Diante da falta de consenso e da complexidade do sistema tributário brasileiro, o advogado Breno Ferreira Martins Vasconcelos, do Mannrich, Senra e Vasconcelos Advogados, entende que, antes ou concomitantemente à implantação do modelo, a Receita Federal deveria criar um manual de interpretação das leis tributárias, submetido à consulta pública. “A multa de 150% por presunção de omissão é claramente abusiva”, disse.

De acordo com o secretário da Receita Federal, Jorge Rachid, a obrigatoriedade de as empresas apresentarem a declaração, a partir de setembro, objetiva a melhoria do ambiente de negócios, o que seria uma orientação do ministro da Fazenda, Joaquim Levy. “Vamos recebê-la como uma espécie de consulta”, afirmou ontem em entrevista coletiva.

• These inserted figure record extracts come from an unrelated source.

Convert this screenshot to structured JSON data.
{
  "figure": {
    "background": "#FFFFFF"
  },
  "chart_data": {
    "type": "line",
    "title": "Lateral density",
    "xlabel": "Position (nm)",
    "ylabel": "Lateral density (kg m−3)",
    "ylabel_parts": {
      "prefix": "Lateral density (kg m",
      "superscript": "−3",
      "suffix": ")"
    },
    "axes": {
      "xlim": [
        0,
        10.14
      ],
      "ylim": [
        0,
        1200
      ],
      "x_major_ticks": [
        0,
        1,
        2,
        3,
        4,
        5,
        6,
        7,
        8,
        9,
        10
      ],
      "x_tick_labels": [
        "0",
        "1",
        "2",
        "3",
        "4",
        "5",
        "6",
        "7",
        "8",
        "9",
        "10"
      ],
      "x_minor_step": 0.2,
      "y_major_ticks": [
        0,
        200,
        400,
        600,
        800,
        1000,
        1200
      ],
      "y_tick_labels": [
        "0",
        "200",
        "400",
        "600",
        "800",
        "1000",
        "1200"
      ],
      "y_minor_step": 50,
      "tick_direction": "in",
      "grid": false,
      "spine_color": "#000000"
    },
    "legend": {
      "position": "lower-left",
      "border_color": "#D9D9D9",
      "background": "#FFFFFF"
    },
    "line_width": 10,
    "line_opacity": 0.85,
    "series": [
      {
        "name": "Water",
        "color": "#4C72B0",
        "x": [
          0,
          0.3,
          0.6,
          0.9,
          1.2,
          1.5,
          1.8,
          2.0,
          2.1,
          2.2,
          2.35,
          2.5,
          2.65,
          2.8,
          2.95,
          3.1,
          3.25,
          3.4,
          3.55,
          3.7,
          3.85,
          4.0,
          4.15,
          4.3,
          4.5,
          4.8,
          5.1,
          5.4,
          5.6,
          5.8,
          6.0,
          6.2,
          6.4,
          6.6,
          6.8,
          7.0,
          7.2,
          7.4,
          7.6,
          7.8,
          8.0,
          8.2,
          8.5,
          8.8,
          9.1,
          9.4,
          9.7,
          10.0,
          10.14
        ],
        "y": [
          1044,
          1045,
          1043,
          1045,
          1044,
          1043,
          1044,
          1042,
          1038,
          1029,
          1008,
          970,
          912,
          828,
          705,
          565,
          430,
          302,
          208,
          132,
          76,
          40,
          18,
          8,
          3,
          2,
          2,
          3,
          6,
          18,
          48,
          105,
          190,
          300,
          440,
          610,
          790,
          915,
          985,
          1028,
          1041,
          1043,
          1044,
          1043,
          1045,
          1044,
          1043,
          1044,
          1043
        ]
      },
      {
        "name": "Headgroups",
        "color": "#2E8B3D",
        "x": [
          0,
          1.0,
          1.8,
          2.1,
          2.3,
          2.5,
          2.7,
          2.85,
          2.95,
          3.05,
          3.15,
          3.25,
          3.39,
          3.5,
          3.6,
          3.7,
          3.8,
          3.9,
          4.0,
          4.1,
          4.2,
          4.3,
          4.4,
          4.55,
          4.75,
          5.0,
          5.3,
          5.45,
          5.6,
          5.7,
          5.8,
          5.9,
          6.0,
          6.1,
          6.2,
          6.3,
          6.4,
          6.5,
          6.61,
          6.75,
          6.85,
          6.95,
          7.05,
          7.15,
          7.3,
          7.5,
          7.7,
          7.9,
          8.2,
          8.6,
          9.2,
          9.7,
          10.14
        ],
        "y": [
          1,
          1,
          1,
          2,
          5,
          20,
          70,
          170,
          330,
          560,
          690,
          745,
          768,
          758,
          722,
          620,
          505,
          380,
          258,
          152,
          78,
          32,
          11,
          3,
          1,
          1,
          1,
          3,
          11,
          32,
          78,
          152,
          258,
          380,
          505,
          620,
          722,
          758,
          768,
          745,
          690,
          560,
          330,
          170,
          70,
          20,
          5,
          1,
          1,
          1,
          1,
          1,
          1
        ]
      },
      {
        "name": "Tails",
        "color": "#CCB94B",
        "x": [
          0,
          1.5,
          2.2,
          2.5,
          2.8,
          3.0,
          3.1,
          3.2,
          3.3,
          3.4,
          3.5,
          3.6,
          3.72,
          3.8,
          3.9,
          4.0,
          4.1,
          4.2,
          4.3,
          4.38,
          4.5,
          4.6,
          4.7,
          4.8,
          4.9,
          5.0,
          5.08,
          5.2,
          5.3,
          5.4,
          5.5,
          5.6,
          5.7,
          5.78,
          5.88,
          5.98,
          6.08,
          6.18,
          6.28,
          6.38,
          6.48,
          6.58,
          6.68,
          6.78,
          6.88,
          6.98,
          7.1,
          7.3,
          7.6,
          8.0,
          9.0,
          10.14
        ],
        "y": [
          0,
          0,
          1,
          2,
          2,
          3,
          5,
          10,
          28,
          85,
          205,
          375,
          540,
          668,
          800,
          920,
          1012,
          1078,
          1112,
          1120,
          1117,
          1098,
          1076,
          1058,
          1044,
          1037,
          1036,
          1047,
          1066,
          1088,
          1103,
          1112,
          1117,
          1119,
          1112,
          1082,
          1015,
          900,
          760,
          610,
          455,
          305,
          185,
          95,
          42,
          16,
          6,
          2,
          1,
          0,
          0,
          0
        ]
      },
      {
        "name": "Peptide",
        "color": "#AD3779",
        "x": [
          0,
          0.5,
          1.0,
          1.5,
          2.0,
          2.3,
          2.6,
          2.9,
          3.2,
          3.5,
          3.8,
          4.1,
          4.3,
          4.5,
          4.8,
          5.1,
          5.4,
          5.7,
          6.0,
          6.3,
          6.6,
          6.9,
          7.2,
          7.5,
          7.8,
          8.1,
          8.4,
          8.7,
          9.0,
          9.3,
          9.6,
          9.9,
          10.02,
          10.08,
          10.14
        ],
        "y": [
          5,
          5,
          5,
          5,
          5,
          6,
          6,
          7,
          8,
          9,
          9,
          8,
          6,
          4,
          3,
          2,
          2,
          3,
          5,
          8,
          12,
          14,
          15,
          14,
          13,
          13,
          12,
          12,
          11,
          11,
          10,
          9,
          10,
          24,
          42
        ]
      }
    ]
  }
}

Segundo o secretário, a Receita pretende elaborar uma lista dos planejamentos que podem ser considerados saudáveis ou abusivos. Ele também disse que não haverá fiscalização prévia ou mais rápida para a análise das operações contidas na nova declaração. Porém, se forem identificadas incoerências, o contribuinte poderá ser intimado a dar mais informações.

Rachid adiantou que outras medidas no sentido de aproximar o Fisco dos contribuintes ainda estão por vir. Segundo o secretário, uma instrução normativa deverá ser editada até o fim deste mês pela Receita para regulamentar a nova obrigação. A nova declaração deve ser entregue até 30 de setembro de cada ano.